According to Los Angeles Times California columnist Gustavo Arellano and USC Annenberg School of Communication and Journalism professor Félix Gutérrez, who spoke at the 1970 Chicano Moratorium, these initiatives began after the civil rights movement in order to desegregate spaces. At a time when many white folks were adamant about diversifying their workplaces and schools, these quotas of increasing diversity and providing workshops to become more inclusive made sense. The problem is that many of these efforts instead cause segregation within work and school spaces and encourage people of different marginalized groups to assimilate into the Anglo culture. 

For one, when having conversations concerning race, there will always be people who are adamantly against being open-minded and cooperative. Although forcing these types of people to have tough conversations is good for their own growth and knowledge, it also forces members of marginalized communities to sit in a room with closed-minded people, harming the very individuals these initiatives are designed to help. 

To prevent this, some initiatives are very base-level and don’t actually engage in any conversations that are emotionally charged enough to cause white fragility, when white people have to reckon with and often deny their innate privilege. This looks like reading “To Kill a Mockingbird” over something like “How To Be An Antiracist” to make a curriculum less controversial or “race neutral.” Alternatively, some spaces opt to have white or white-passing groups and a group including Black and Indigenous people and people of color conduct separate workshops. Both of these routes may be helpful in that they are, at the very least, sparking conversation, but they are ultimately ineffective as real vehicles of diversity and inclusion. 

If workplaces or schools choose to talk about race in basic terms to prevent white fragility, once again, the privileged group’s emotions are being valued more than those of the marginalized groups. Moreover, if spaces are separated based on identity — although this does provide a support group for marginalized people — that only reinforces the idea that segregation is OK to make sure everyone is “comfortable.” However, these conversations are not meant to be comfortable and opting for comfort maintains a hierarchical status quo and further divides privileged and marginalized groups.

Along with being ineffective in nature, D&I initiatives tend to celebrate assimilation rather than diversity. When these efforts were first implemented, the nation wasn’t talking about anti-racism and being equal in our differences; the social climate was distinct, and many believed that the only way to achieve racial equality was to assimilate. 

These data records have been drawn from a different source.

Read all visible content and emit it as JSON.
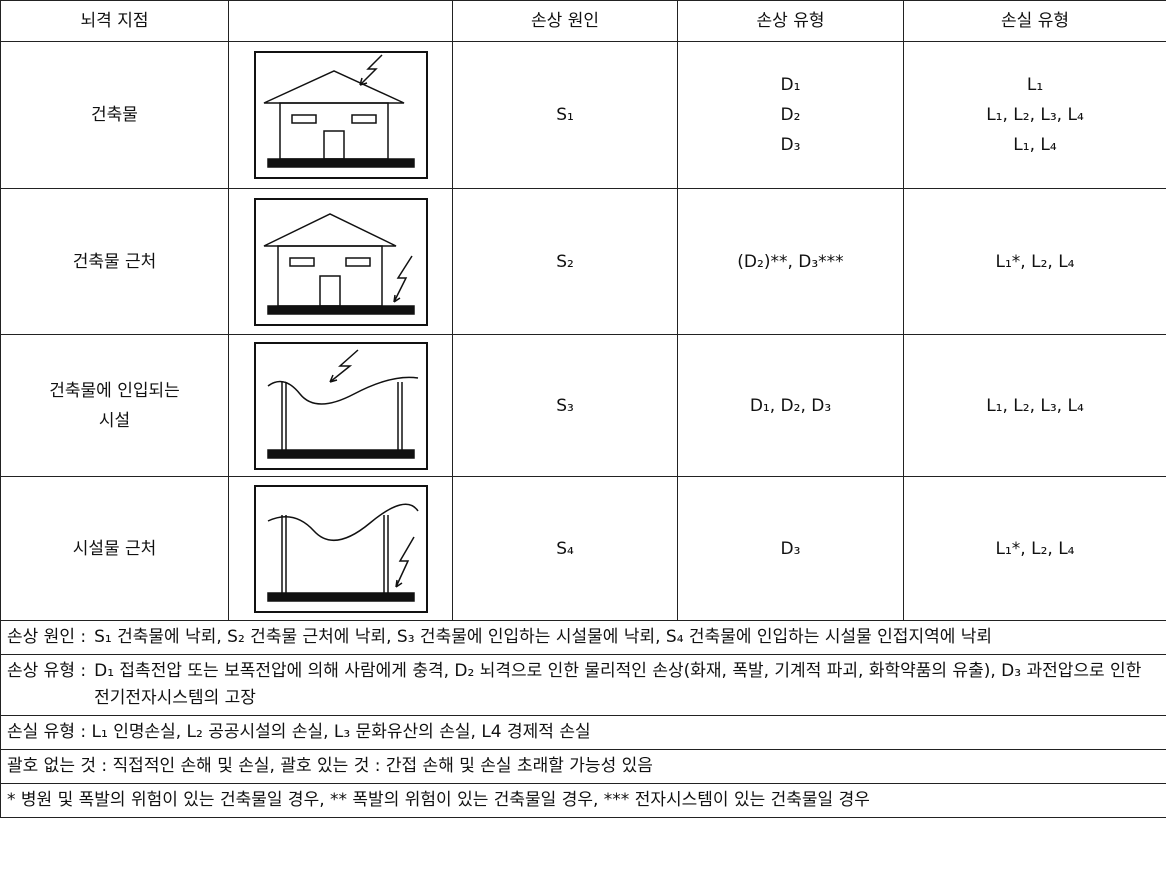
{
  "table": {
    "header": [
      "뇌격 지점",
      "손상 원인",
      "손상 유형",
      "손실 유형"
    ],
    "rows": [
      {
        "point": [
          "건축물"
        ],
        "cause": "S₁",
        "damage": [
          "D₁",
          "D₂",
          "D₃"
        ],
        "loss": [
          "L₁",
          "L₁, L₂, L₃, L₄",
          "L₁, L₄"
        ]
      },
      {
        "point": [
          "건축물 근처"
        ],
        "cause": "S₂",
        "damage": [
          "(D₂)**, D₃***"
        ],
        "loss": [
          "L₁*, L₂, L₄"
        ]
      },
      {
        "point": [
          "건축물에 인입되는",
          "시설"
        ],
        "cause": "S₃",
        "damage": [
          "D₁, D₂, D₃"
        ],
        "loss": [
          "L₁, L₂, L₃, L₄"
        ]
      },
      {
        "point": [
          "시설물 근처"
        ],
        "cause": "S₄",
        "damage": [
          "D₃"
        ],
        "loss": [
          "L₁*, L₂, L₄"
        ]
      }
    ],
    "notes": [
      {
        "label": "손상 원인 :",
        "text": "S₁ 건축물에 낙뢰, S₂ 건축물 근처에 낙뢰, S₃ 건축물에 인입하는 시설물에 낙뢰, S₄ 건축물에 인입하는 시설물 인접지역에 낙뢰"
      },
      {
        "label": "손상 유형 :",
        "text": "D₁ 접촉전압 또는 보폭전압에 의해 사람에게 충격, D₂ 뇌격으로 인한 물리적인 손상(화재, 폭발, 기계적 파괴, 화학약품의 유출), D₃ 과전압으로 인한 전기전자시스템의 고장"
      },
      {
        "text": "손실 유형 : L₁ 인명손실, L₂ 공공시설의 손실, L₃ 문화유산의 손실, L4 경제적 손실"
      },
      {
        "text": "괄호 없는 것 : 직접적인 손해 및 손실, 괄호 있는 것 : 간접 손해 및 손실 초래할 가능성 있음"
      },
      {
        "text": "* 병원 및 폭발의 위험이 있는 건축물일 경우, ** 폭발의 위험이 있는 건축물일 경우, *** 전자시스템이 있는 건축물일 경우"
      }
    ]
  }
}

When a person of color walked into predominantly white spaces, there was an unspoken rule to abide by Anglo rules such as speaking formally, dressing in suits and having one’s hair straightened or “professional.” These “norms” are not normal for many groups of people; nonetheless, they were the ones everyone had to follow to be successful in the workplace. By attempting to fit into predominantly white spaces, marginalized groups are faced with the challenge of preserving themselves in a space that doesn’t actually want diversity beyond the label. D&I efforts are driven by quotas and public opinion, but many workspaces and schools do not want diversity — they just want good optics.  

So these D&I initiatives often amount to nothing more than assimilation for groups who are placed in a predominantly white space, then asked to adapt to the culture or die trying. For many members of marginalized groups, “fitting in” comes at the expense of their own cultural identity. Assimilation, according to author and scholar of race Ibram X. Kendi, is just another form of racism that serves to uphold the hierarchy of privilege.

Instead of falling short in D&I efforts by ignoring that inclusion is just assimilation rebranded, schools and workplaces must put to rest these ideas and keep them in the Civil Rights Era they were intended to work in. 

Yes, there should always be an effort to diversify schools and workplaces, but it has to be an effort of diversity that matters beyond optics or quotas. Spaces must be actively looking to include different perspectives in their work in order to be more representative of society today. This also means having tough conversations within these spaces and encouraging difference; accountability and discomfort are often the only ways to yield substantive results on these fronts. Finally, and most importantly, spaces should move away from “inclusive” efforts where people are forced to assimilate to the “cultural norm” and, instead, celebrate differences and empower marginalized groups. 

The well-intentioned initiatives of D&I are outdated and are causing more harm than good — it is time to recognize the double-edged nature of these archaic initiatives and move on.